The reasoning came straight from the marketing department. Better support for 64 Bit processors, better memory management. Better support for Virtualization. It would be more secure, easier to administer and more cost effective….
Let’s get one thing straight. Other than the inevitable phaseout of security updates there was no compelling reason to move from Server 2003 to Server 2008. None, zip, zero, nada. Any argument to contrary to me is nothing more than marketing brainwashing.
Let’s take a little trip back to 2006…
Microsoft dropped the ball with Windows Vista and desperately needed a Hail Mary play to fix the situation. So enters Windows 7 or should I say Vista Service pack 3. Knowing that Microsoft had unified the code base between server and client OS’s meant that anyone with a modicum of insight into the way Microsoft does things may have some doubt about a new server OS based on the same kernel as Windows Vista. Since Server 2008 showed up 2 years after the Vista disaster it was far enough removed from the stench to be identifed more with Windows 7 than with Windows Vista.
Ok, since server OS’s are notoriously picky about hardware it’s accepted that most of your old stuff wouldn’t work. Tolerable in a server OS, notsomuch in a client OS.
Server OS’s are generally optimized (read that stripped down) to do a few things very well without a lot of frills. I’ve worked in organizations that have standardized on Server 2008 and usually there are usually a few old Server 03 servers hanging around running legacy apps. Admittedly, that’s the fault of unpatched legacy apps and not the OS.
So what’s the big difference between Server 2003 and Server 2008? Mainly interface tweaks and an annoying trend with every new version of the OS to needlessly overcompicate simple administrative functions. Oh yeah and powershell. An add-on in Server 03 and a centerpiece in server 2008.
The only real reason to upgrade a Windows Server OS when alternatives can run for years without the need for an upgrade boils down to our old friend the marketing department. Oh, and that nasty End of Life thing that makes a serviceable platform obsolete with an ad in EWeek…
Server 8 (or whatever they’ll call it) is part of the new family based on a new kernel with powershell even more integrated into core OS administration.
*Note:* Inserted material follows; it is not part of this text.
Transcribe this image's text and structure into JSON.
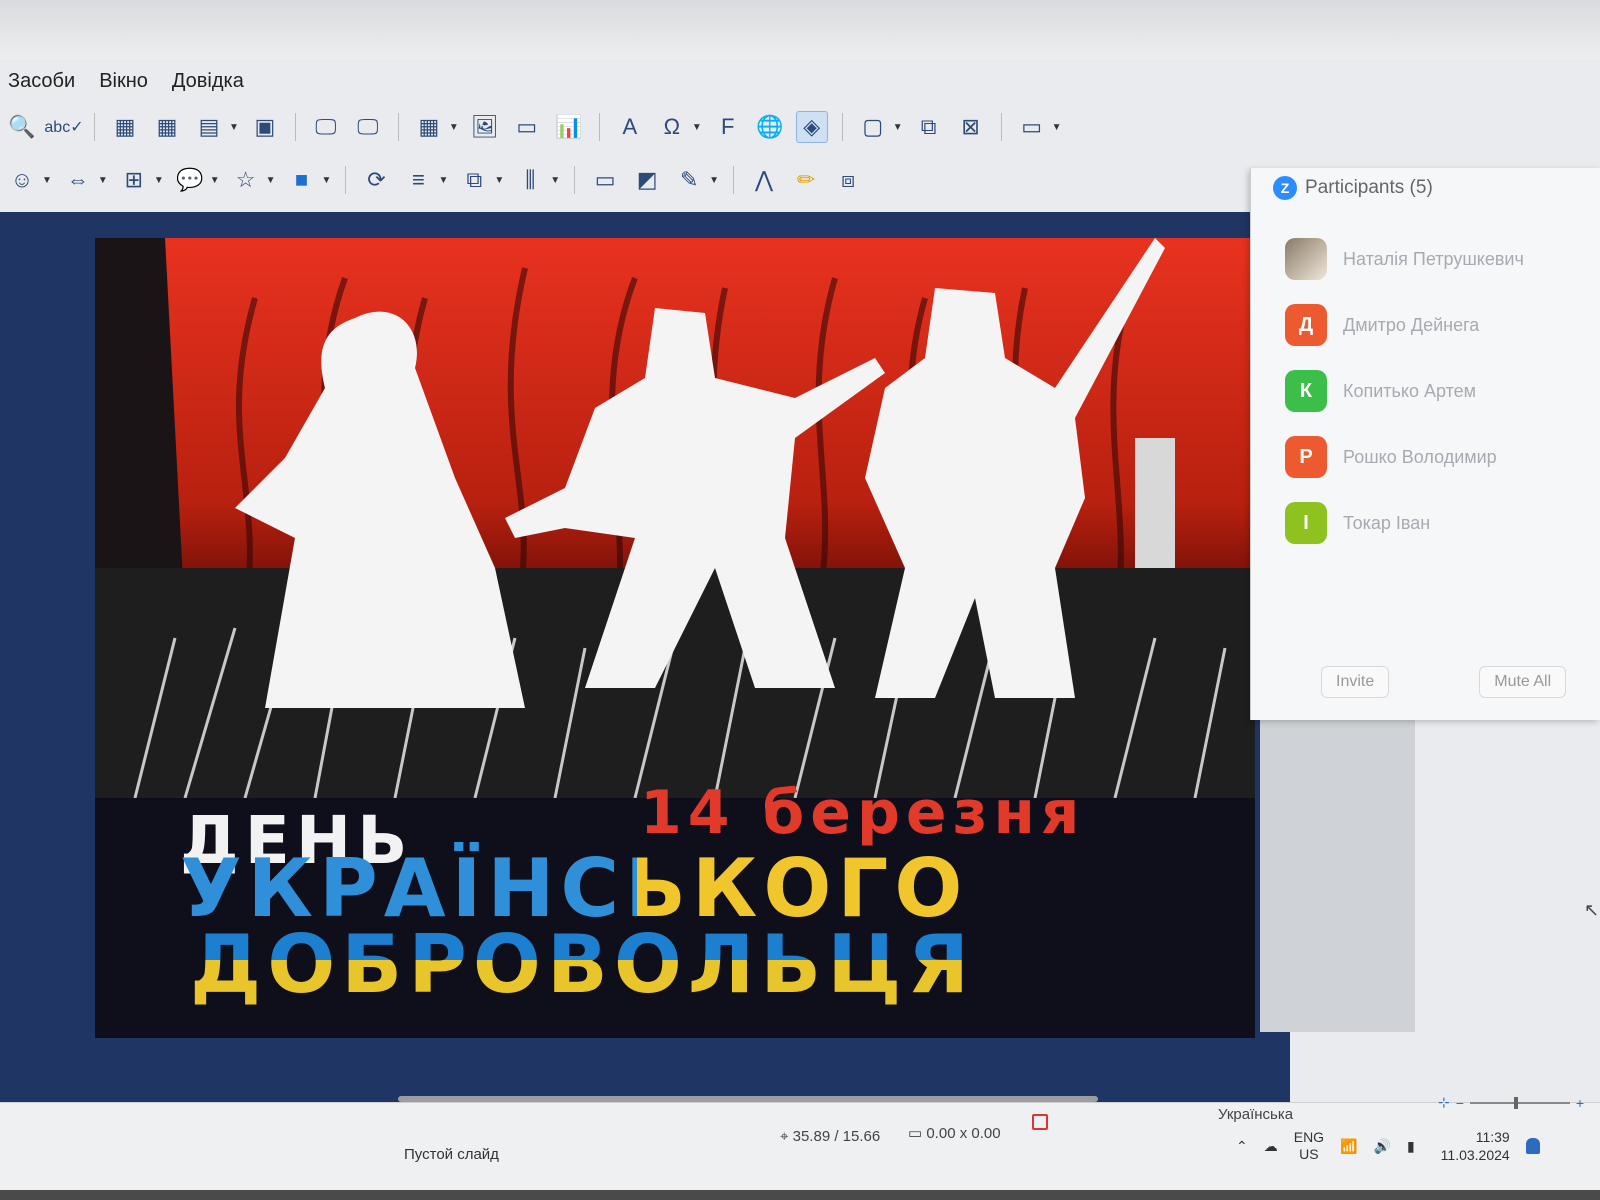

Oh yeah and a bit of the Metro interface for administration tasks. Great, just what I need, a tile to add a new user…
Microsoft says that Server 8 is designed to be administered remotely and not meant to be as “console friendly” as previous versions. Good luck with your ISCSI client and RAID controller installs…
The “upgrade mill” parallel here is actually a continuation of a theme. The only thing that drives an upgrade in a Microsoft environment is the marketing department. Unless the previous version was a complete failure.
With each successive version of WIndows Server, Microsoft has moved toward making administration less intuituve and more reliant on scripting and Microsoft VARs to accomplish what used to take a few clicks and 30 seconds. Some will say scripting is a godsend and is exactly what windows has needed. I say it’s a giant step backward. Why have a GUI if all the important stuff is accomplished at a command line.
Let’s face it, there’s nothing sexy about a server OS. Linux knows that which is why they don’t give you a GUI by default in most server distros. In UNIX-land Server OS’s are supposed to be ugly, cryptic and intuitive only to the most geeky or the Uber geeks. It’s an ego thing…
So why does a Server product called “Windows” whatever need to rely more on command line scripting and less intutive interfaces? Is it ”Nix envy? Well I can get that for free without confusing license schemes. No it’s something more insidious. The more needlessly complex you make a server OS the more you rely on VARS to make it run right. That means more money spent on training, consultants and every other related product or service in the food chain.
It’s a money mill with minimal return.
I’m not against upgrades, I’m just against waste. Waste of time, resources and effort for little to no return on the investment.